Nach Angaben von Eucrea, einem Netzwerk für behinderte Künstler, ist die Würzburger Bühne eine von rund sieben Theatern bundesweit, die als Werkstätte für Menschen mit Behinderung fungieren. »Behinderte Menschen sind nicht kreativitätsbehindert«, erklärt Angela Müller-Giannetti von der in Hamburg ansässigen Organisation. »Es geht bei den Theaterprojekten nicht darum, einen behinderten Menschen zu heilen, sondern ihm ein möglichst gutes kreatives, kulturelles Angebot zu machen wie für jeden anderen Menschen auch.«
Dabei sei es vor allem die Authentizität der Schauspieler, die den Zuschauern auffalle, sagt Merk. »Die Menschen merken, was da gerade gespielt wird, ist echt.« Menschen mit geistiger Behinderung hätten weniger Hemmungen, ihre Gefühle zu zeigen. »Sie haben kein Problem damit, nicht der Norm zu entsprechen.«
Anders als im normalen Theater sind die Rollen im Theater Augenblick nah an den Schauspielern angelegt: Die Stücke werden gemeinsam von Leiter Merk, seiner Kollegin Angelika Scheidig und den acht Schauspielern konzipiert. Fünf Bühnenspiele, die abwechselnd immer wieder geprobt und aufgeführt werden, hat das Theater in seinem zwölfjährigen Bestehen geschaffen. »Natürlich können wir nicht Shakespeare machen«, sagt Merk leicht ironisch. »Wir improvisieren viel und entwickeln Stücke aus gemeinsamen Ideen heraus.« Lampenfieber kennen die meisten der Darsteller dabei nicht. »Ich bin ein alter Profi«, sagt etwa Georg Greubel. Der 46-Jährige ist seit den Gründungstagen dabei.
40 Aufführungen pro Jahr
Das Theater liefert nicht nur den Lebensunterhalt für die Darsteller, deren Lohn aus den Eintrittsgeldern finanziert wird; auch der therapeutische Effekt ist gegeben. Sebastian Röder, der das Down-Syndrom hat und seit acht Jahren bei dem Haus ist, sagt: »Wenn man auf der Bühne steht und alles gibt für die Zuschauer, ist das wie Erholung.« Der 29-Jährige lässt seine persönlichen Vorlieben gerne in die Rollen einfließen. Im Stück »ZwischenGleise« fegt er in bayerischer Tracht samt Wanderschuhen jodelnd über die Bühne.

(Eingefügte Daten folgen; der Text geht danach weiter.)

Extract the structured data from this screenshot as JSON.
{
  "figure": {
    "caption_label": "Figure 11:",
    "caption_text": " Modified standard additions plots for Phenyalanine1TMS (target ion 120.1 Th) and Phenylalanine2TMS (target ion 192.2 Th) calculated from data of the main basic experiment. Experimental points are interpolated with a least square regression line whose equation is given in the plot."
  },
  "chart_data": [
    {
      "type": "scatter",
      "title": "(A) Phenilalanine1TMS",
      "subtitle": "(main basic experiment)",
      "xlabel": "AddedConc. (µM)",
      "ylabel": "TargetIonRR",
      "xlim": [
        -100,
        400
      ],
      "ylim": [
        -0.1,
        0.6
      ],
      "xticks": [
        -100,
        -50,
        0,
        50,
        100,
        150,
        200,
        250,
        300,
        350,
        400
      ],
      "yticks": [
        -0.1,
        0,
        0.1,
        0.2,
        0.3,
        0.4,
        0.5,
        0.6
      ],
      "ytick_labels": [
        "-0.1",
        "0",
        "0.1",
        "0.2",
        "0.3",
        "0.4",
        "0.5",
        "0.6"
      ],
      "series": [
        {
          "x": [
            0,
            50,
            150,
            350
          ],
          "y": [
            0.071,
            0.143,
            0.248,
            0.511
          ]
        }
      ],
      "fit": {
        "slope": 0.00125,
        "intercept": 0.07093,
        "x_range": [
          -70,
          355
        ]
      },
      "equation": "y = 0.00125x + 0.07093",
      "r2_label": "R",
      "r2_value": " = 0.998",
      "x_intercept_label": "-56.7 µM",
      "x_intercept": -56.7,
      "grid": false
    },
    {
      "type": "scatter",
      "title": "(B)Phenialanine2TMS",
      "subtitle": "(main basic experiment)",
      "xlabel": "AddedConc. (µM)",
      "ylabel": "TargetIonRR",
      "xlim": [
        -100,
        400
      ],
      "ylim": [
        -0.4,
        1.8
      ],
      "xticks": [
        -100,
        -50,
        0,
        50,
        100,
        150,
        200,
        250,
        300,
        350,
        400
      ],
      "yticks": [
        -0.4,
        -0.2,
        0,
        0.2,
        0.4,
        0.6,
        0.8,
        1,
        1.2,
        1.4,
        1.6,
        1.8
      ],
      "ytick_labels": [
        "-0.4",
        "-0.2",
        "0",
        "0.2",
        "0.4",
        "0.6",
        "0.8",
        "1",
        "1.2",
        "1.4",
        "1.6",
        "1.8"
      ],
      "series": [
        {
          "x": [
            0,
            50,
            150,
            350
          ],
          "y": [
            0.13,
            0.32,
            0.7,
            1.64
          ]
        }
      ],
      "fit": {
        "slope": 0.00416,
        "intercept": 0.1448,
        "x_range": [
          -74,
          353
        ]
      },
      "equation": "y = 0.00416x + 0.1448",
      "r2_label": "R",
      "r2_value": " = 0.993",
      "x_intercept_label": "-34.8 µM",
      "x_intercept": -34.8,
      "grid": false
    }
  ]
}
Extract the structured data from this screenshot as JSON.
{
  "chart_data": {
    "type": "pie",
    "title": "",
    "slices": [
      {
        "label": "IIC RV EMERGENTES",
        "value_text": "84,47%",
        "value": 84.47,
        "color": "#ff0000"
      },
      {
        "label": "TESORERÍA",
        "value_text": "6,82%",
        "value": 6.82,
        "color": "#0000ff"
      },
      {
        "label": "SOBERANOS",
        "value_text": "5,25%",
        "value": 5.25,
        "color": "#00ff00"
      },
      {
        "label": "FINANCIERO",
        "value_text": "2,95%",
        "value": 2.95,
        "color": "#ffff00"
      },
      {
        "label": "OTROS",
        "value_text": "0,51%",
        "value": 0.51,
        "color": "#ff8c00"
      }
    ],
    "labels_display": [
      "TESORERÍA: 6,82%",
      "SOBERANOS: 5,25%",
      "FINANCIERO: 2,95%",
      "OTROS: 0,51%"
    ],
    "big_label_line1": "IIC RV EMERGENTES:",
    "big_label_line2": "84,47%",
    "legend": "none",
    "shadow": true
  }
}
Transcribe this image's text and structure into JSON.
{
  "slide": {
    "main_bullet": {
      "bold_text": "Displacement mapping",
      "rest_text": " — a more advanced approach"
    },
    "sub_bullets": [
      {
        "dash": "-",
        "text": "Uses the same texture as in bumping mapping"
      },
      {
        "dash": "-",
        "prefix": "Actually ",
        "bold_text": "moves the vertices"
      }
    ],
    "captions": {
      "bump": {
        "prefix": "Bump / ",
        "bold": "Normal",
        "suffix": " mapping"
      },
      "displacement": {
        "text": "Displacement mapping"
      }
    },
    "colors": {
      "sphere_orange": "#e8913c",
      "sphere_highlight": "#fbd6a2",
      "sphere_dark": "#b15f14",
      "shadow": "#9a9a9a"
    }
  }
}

Rund 40 Aufführungen – die Hälfte davon Gastauftritte von externen Künstlern mit und ohne Behinderung – stemmt das kleine Theater auf seiner zehn mal sechs Meter großen Bühne pro Jahr. Auch außerhalb Würzburgs tritt das Ensemble gelegentlich auf. Gefördert wird die Spielstätte, die als Arbeitsplatz für Menschen mit geistiger Behinderung Teil der Mainfränkischen Werkstätten ist, von der Kulturförderung der Stadt Würzburg sowie dem Bezirk Unterfranken.